La operación arrancó ayer al amanecer, cuando agentes de la Unidad Central Operativa de Medio Ambiente (Ucoma) de la Guardia Civil entraron en dos viviendas de Dos Hermanas (Sevilla) vinculadas con los propietarios de Magrudis. Pasadas las once de la mañana, fueron detenidos Marín Ponce, a quien la juez considera el “administrador de hecho” de la empresa; sus dos hijos, su cuñada y un comercial de la cárnica. La magistrada admitió a trámite el 12 de septiembre la primera querella contra Magrudis que Facua interpuso el 23 de agosto. En el auto, la titular del Juzgado de Instrucción 10 de Sevilla ordenaba investigar a Marín y su hijo Sandro por supuestos delitos contra la salud pública y lesiones.

El administrador de hecho de Magrudis, su familiar político y el empleado fueron trasladados a dependencias de la Guardia Civil, donde se les tomó declaración. Los hijos, Sandro y Mario, acompañados por la juez Ordóñez, llegaron a las naves de Magrudis a mediodía. El rostro serio del mayor y la actitud nerviosa del pequeño contrastan con la actitud desafiante y despreocupada que ambos mostraban a la entrada de la fábrica el 20 de agosto, cinco días después de que la Junta decretara la alerta sanitaria. 

Registro 

A las dos de la tarde finalizó el registro y los hermanos Marín fueron conducidos a la comandancia de la Guardia Civil en Montequinto (Dos Hermanas, Sevilla), donde se les tomó declaración. Ambos aparecen como titulares de las dos naves de Magrudis, comunicadas entre sí, y que fueron inspeccionadas. Las dos estaban enganchadas a la red eléctrica de manera ilegal, explican fuentes de la investigación.
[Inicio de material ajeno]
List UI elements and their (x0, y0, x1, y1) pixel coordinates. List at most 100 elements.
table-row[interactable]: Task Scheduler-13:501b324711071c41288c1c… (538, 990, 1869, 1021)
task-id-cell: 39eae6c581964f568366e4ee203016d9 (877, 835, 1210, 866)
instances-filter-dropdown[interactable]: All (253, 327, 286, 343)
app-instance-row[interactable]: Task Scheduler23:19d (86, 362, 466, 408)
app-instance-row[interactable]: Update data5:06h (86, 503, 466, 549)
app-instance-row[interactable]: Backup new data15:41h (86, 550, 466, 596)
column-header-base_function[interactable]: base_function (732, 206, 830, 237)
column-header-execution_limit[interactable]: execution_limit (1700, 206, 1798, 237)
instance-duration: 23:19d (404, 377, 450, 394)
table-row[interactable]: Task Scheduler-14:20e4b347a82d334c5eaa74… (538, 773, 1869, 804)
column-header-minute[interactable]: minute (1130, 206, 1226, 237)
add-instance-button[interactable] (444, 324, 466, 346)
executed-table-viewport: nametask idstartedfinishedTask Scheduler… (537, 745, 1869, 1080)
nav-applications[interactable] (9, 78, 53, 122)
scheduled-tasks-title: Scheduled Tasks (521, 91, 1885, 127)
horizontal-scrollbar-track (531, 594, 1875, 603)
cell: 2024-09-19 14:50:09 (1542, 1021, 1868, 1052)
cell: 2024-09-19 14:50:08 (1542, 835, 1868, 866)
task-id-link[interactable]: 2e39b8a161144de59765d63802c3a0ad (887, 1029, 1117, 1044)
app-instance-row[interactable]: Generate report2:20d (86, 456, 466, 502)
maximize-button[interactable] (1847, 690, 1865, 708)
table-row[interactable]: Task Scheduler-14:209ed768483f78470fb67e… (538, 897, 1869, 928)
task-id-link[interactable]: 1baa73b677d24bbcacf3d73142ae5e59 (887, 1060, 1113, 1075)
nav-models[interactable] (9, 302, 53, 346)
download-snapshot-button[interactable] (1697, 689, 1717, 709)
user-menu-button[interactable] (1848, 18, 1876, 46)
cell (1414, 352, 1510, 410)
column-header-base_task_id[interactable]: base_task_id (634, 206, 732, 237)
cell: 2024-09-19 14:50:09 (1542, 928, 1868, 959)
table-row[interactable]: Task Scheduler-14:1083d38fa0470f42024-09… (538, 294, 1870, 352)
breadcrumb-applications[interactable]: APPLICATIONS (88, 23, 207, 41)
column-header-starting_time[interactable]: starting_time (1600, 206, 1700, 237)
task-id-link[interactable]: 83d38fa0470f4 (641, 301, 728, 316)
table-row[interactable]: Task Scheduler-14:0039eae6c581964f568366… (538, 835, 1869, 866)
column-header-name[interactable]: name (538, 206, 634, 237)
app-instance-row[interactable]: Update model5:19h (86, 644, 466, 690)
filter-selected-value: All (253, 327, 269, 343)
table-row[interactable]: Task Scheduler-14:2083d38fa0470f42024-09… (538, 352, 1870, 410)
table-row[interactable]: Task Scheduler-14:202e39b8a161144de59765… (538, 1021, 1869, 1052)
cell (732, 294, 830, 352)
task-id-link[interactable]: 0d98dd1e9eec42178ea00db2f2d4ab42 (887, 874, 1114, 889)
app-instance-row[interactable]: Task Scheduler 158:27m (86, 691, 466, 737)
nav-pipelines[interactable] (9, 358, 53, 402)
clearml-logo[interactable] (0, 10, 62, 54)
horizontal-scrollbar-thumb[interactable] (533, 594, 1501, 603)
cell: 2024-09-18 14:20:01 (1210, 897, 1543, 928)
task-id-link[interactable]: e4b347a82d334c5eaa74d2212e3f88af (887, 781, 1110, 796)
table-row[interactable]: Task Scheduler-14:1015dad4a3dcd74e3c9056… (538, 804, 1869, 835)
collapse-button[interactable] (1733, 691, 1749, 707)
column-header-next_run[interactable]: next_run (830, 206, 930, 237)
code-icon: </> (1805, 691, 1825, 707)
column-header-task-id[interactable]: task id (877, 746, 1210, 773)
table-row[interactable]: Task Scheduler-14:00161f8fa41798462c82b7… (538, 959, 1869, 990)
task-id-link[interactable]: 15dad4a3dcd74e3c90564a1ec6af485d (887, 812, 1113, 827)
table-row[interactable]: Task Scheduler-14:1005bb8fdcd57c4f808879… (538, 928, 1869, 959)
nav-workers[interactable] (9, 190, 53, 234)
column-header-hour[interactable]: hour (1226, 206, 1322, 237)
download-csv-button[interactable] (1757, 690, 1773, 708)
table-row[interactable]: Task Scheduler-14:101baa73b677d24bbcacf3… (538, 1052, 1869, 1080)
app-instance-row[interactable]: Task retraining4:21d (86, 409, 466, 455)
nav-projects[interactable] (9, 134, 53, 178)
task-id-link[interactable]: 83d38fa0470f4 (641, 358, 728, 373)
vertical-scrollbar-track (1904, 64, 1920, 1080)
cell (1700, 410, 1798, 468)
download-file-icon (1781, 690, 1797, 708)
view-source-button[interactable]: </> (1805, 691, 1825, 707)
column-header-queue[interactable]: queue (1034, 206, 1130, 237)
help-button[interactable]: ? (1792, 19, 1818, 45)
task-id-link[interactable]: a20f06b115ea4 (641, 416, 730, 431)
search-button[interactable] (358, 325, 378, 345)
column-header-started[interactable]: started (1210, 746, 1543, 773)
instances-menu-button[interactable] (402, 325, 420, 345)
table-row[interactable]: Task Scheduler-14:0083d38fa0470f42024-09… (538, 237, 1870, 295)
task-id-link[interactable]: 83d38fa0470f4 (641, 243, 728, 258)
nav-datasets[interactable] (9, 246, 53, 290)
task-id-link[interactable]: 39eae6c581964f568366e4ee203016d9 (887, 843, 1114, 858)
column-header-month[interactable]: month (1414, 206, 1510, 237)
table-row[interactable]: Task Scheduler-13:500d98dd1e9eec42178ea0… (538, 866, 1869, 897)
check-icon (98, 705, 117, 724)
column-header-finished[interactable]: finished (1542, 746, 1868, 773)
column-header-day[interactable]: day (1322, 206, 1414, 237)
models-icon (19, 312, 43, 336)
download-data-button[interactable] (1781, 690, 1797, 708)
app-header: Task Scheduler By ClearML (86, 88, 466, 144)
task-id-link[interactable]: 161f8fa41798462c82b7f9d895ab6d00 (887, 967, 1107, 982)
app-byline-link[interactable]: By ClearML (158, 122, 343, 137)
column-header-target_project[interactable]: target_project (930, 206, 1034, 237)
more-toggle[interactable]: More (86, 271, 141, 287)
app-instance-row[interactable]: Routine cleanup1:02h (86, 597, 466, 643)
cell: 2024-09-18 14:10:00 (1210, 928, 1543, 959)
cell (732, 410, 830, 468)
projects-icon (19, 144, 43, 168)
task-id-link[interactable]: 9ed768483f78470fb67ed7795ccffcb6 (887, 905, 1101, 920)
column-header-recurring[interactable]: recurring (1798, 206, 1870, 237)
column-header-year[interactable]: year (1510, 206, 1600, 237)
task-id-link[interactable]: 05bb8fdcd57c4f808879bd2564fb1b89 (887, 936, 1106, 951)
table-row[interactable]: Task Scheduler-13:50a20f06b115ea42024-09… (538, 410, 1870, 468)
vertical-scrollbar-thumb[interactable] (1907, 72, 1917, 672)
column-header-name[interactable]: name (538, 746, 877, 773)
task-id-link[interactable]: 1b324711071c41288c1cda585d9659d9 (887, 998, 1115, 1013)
La que está a nombre del menor de los Marín aparece en el registro mercantil como Elaborados Cárnicos Mario SL y fue creada en octubre de 2017, segun ha desvelado a última hora de esta noche Facua. Los agentes también se llevaron la furgoneta de la empresa y cajas con documentación.

El Ayuntamiento de Sevilla, que tiene la competencia en materia de salud alimentaria en la capital, ordenó el precinto de las naves el 30 de agosto, al constatar la deliberada obstrucción que los propietarios estaban realizando a la investigación de los técnicos. En ese tiempo, la familia Marín ha podido entrar y salir libremente del recinto. La Junta anunció ayer mismo otra querella contra Magrudis. Mientras, el brote continúa remitiendo. Solo son 12 los pacientes ingresados. Una es una mujer embarazada.

Una empresa plagada de irregularidades

Magrudis se inscribió en el Registro Mercantil en 2013, pero inició su actividad empresarial sin contar con licencia de apertura del Ayuntamiento de Sevilla. La declaración responsable que sustituye esa autorización mientras se tramita no se presentó hasta diciembre de 2018. Sin embargo, la Junta de Andalucía inscribió a la cárnica en el registro sanitario del Ministerio de Sanidad en 2015.

Pese a no tener licencia de apertura ni declaración responsable de actividad, el Ayuntamiento realizó tres inspecciones en 2015, 2016 y julio de 2017. En esa última visita, la supervisora rebajó la calificación de la empresa de A a C, alegando que la cárnica había reducido su ámbito de distribución de la provincia de Sevilla al término municipal de la capital andaluza. La crisis demostró que Magrudis distribuía también a Madrid, Extremadura y Cataluña. La rebaja del nivel de riesgo implica que la periodicidad de las inspecciones se amplíe de 12 a 18 meses.

Las irregularidades de Magrudis rebasan el ámbito municipal. En julio de 2019, la empresa realizó una ampliación de sus instalaciones de la que debería haber informado con antelación a la Junta de Andalucía, ya que para acometer esas obras era necesario una inspección sanitaria previa. Magrudis lo comunicó a la Administración el 31 de julio, cuando ya había comenzado a producir en ella elaborados.

Además, la cárnica tampoco está inscrita, como es preceptivo, en el Registro de Industrias Agroalimentarias, dependiente de la Consejería andaluza de Agricultura, que implica estar sujeta a inspecciones y a sanciones.